Yakov Tarasovich burst into bitter laughter.
“What then, did you think to lick away a mountain with your tongue? You armed yourself with malice enough to fight a bedbug, and you started out after a bear, is that it? Madman! If your father were to see you now. Eh!”
“And yet,” said Foma, suddenly, loudly, with assurance, and his eyes again flared up, “and yet it is all your fault! You have spoiled life! You have made everything narrow. We are suffocating because of you! And though my truth against you is weak, it is truth, nevertheless! You are godless wretches! May you all be cursed!”

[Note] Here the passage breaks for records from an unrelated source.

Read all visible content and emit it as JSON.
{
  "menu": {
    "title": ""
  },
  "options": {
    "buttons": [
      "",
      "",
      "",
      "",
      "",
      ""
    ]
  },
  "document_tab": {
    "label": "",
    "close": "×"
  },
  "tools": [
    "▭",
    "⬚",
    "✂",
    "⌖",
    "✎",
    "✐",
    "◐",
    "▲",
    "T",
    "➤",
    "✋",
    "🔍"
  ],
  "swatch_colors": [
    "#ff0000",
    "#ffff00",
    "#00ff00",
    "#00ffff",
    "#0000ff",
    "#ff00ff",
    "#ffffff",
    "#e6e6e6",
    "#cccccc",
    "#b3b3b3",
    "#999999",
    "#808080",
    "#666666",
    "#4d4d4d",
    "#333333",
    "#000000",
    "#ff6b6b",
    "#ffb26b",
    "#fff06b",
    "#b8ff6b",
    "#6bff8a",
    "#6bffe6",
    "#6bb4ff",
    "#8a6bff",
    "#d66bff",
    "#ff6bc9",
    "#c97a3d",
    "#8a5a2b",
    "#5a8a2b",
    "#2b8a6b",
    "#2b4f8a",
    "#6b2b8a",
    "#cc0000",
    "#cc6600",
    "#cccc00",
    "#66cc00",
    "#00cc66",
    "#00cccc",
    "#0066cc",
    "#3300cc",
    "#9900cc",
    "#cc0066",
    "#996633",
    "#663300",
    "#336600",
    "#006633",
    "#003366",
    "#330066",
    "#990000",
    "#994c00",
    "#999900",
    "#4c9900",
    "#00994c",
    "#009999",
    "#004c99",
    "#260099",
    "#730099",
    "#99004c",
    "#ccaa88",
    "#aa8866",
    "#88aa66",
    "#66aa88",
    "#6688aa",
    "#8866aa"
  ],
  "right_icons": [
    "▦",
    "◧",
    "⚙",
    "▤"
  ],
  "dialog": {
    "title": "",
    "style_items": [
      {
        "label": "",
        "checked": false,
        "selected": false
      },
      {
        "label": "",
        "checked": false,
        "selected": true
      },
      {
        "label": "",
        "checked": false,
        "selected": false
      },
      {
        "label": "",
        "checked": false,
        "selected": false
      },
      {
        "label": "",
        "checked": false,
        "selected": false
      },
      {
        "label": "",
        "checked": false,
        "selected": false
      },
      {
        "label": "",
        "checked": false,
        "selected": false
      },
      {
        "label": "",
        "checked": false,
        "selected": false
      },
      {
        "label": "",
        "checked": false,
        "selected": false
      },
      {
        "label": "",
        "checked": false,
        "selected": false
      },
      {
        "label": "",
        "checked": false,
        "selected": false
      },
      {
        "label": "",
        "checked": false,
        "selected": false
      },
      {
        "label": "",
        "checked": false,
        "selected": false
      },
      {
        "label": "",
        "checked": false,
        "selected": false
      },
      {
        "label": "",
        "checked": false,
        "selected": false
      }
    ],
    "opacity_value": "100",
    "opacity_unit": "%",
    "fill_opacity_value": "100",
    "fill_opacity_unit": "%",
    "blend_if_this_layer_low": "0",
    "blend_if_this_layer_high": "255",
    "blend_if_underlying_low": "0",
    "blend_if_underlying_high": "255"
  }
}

He moved about in his chair, attempting to free his hands, and cried out, flashing his eyes with fury:
“Unbind my hands!”
They came closer to him; the faces of the merchants became more severe, and Reznikov said to him impressively:
“Don’t make a noise, don’t be bothersome! We’ll soon be in town. Don’t disgrace yourself, and don’t disgrace us either. We are not going to take you direct from the wharf to the insane asylum.”
“So!” exclaimed Foma. “So you are going to put me into an insane asylum?”
No one replied. He looked at their faces and hung his head.
“Behave peacefully! We’ll unbind you!” said someone.
“It’s not necessary!” said Foma in a low voice. “It’s all the same. I spit on it! Nothing will happen.”
And his speech again assumed the nature of a delirium.
“I am lost, I know it! Only not because of your power, but rather because of my weakness. Yes! You, too, are only worms in the eyes of God. And, wait! You shall choke. I am lost through blindness. I saw much and I became blind, like an owl. As a boy, I remember, I chased an owl in a ravine; it flew about and struck against something. The sun blinded it. It was all bruised and it disappeared, and my father said to me then: ‘It is the same with man; some man bustles about to and fro, bruises himself, exhausts himself, and then throws himself anywhere, just to rest.’ Hey I unbind my hands.”
His face turned pale, his eyes closed, his shoulders quivered. Tattered and crumpled he rocked about in the chair, striking his chest against the edge of the table, and began to whisper something.
The merchants exchanged significant glances. Some, nudging one another in the sides, shook their heads at Foma in silence. Yakov Mayakin’s face was dark and immobile as though hewn out of stone.
“Shall we perhaps unbind him?” whispered Bobrov.
“When we get a little nearer.”
“No, it’s not necessary,” said Mayakin in an undertone-“We’ll leave him here. Let someone send for a carriage. We’ll take him straight to the asylum.”